Even absent concern about climate change, the pollution cars put out also has direct health impacts. Studies show that living near a busy street can cause a whole battery of health issues, including kidney damage, lowered IQ in children, increased diabetes risk in kids, and high blood pressure, among others. The fewer cars on the road the better, and again, GoZone does not aid in this cause.
Providing Reliable Service
It’s perhaps this aspect of GoZone that is most damning. GoZone is designed to fit into an array of Denton public transit services, which means its goals have to at least nominally align with theirs – moving our community around. Unfortunately in most of the USA (exceptions including Chicago and NYC), public transit is viewed as a charity for the poor. Ticket prices are heavily subsidized (notably, the cost of driving a car is heavily subsidized – gas taxes do not cover road costs), but with a sort of tacit understanding that the service doesn’t have to be good. This does not have to be how well run public transit works – modern transit standards call for public transit to be as fast or faster than driving – but must be how GoZone operates. Because it is public transit, fares must be low. Otherwise we could just refer to Uber as public transit. But low fares have consequences.
As anyone will tell you, the less a thing costs, the more people will buy it. The IRS estimates driving a car costs $0.52/mile, which means GoZone is cheaper than driving yourself if the trip is a mile and a half long. So demand for GoZone rides would be very high if money were the only cost. Uber and Lyft, GoZone’s free-market counterparts deal with this by dynamically pricing rides. Want to go from Dallas to Denton just as all the bars let out? They’ll “surge charge” you, to the tune of potentially hundreds of dollars. Because GoZone is public transit, it cannot surge charge you money. So it surge charges you time.

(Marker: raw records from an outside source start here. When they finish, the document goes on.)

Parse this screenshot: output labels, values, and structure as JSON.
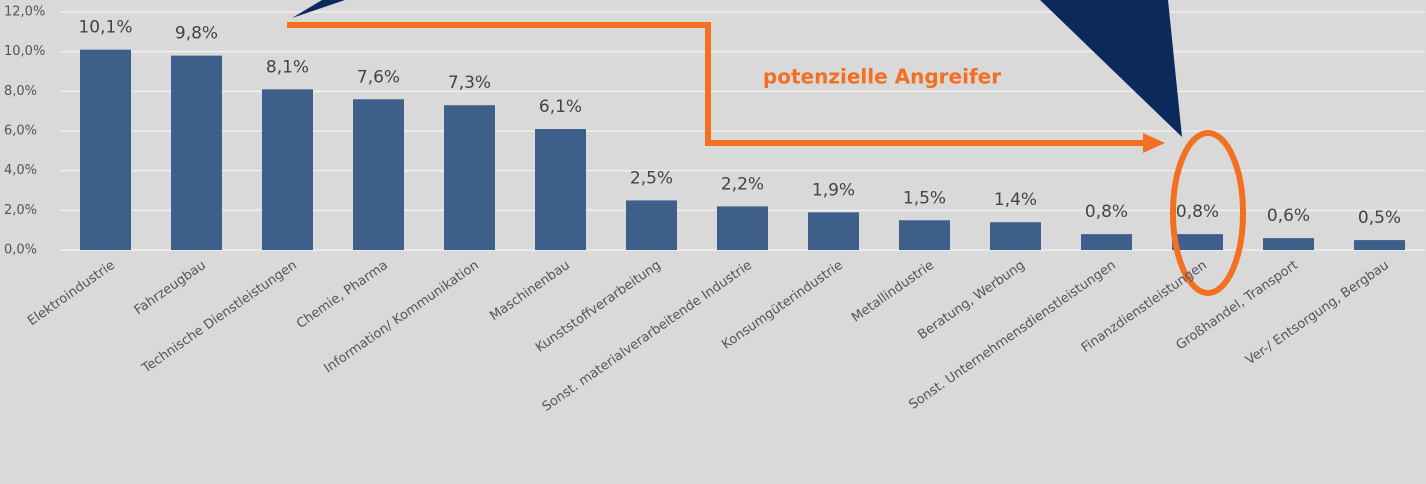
{
  "chart_data": {
    "type": "bar",
    "categories": [
      "Elektroindustrie",
      "Fahrzeugbau",
      "Technische Dienstleistungen",
      "Chemie, Pharma",
      "Information/ Kommunikation",
      "Maschinenbau",
      "Kunststoffverarbeitung",
      "Sonst. materialverarbeitende Industrie",
      "Konsumgüterindustrie",
      "Metallindustrie",
      "Beratung, Werbung",
      "Sonst. Unternehmensdienstleistungen",
      "Finanzdienstleistungen",
      "Großhandel, Transport",
      "Ver-/ Entsorgung, Bergbau"
    ],
    "values": [
      10.1,
      9.8,
      8.1,
      7.6,
      7.3,
      6.1,
      2.5,
      2.2,
      1.9,
      1.5,
      1.4,
      0.8,
      0.8,
      0.6,
      0.5
    ],
    "value_labels": [
      "10,1%",
      "9,8%",
      "8,1%",
      "7,6%",
      "7,3%",
      "6,1%",
      "2,5%",
      "2,2%",
      "1,9%",
      "1,5%",
      "1,4%",
      "0,8%",
      "0,8%",
      "0,6%",
      "0,5%"
    ],
    "color": "#3f5f8b",
    "ylim": [
      0,
      12
    ],
    "yticks": [
      {
        "value": 0,
        "label": "0,0%"
      },
      {
        "value": 2,
        "label": "2,0%"
      },
      {
        "value": 4,
        "label": "4,0%"
      },
      {
        "value": 6,
        "label": "6,0%"
      },
      {
        "value": 8,
        "label": "8,0%"
      },
      {
        "value": 10,
        "label": "10,0%"
      },
      {
        "value": 12,
        "label": "12,0%"
      }
    ],
    "grid": true,
    "annotations": [
      "potenzielle Angreifer"
    ]
  }
}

In the same way that it might “take” $80 to fill your tank, waiting for a ride “takes” time. Both are limited resources that people looking to get places spend to do so. Whereas Uber surges costs to dissuade people from riding, GoZone simply surges wait times. If you book a GoZone during peak times you may be given a projected wait time of 30 minutes, which is a cost to the rider. Or, like one Denton RC reporter, you may be given a wait time of 10 minutes that is not kept, with no contact from your driver, until you book a Lyft nearly 40 minutes later. GoZone’s internal dashboard shows that from September 2021 to January 2022, 165,000 requests were made. Of those, 49,000, or 30%, were not accepted by riders, cancelled by riders, or rejected by Gozone due to lack of capacity. And this is inevitable.
These time costs, the rejected rides, the cancelled rides, are the way that GoZone manages demand. If you doubled GoZone’s funding, doubled the number of vans on the road, the number of drivers working for low wages with no benefits, people would get places on time without dropped rides for a few days, maybe a few weeks. But word would spread “GoZone is actually good now!” “I took it yesterday and I barely waited at all!” And demand would rise again, until the service was back to being bad for everyone. Up to an absurd investment in GoZone, $1.50 on demand rides will always have a long wait time, because that wait time is the cost a rider pays in place of a market priced ride.
Compare this to the effect of doubling the number of buses on the road (if the investment is used wisely) – wait times would fall. Riders would get places faster. Buses could go more places. Because buses carry so many people, and can allow transfers, a network can be built. Adding a new bus to the road represents an increase in freedom for riders. Free to wait less, free to go more places. And this capacity is not absorbed by a new rider coming along. There’s space for everyone on a bus.
The caveat, of course, is that Denton’s bus network is not very well designed, but that is fixable. The basic economics of supply and demand that ruin GoZone are not.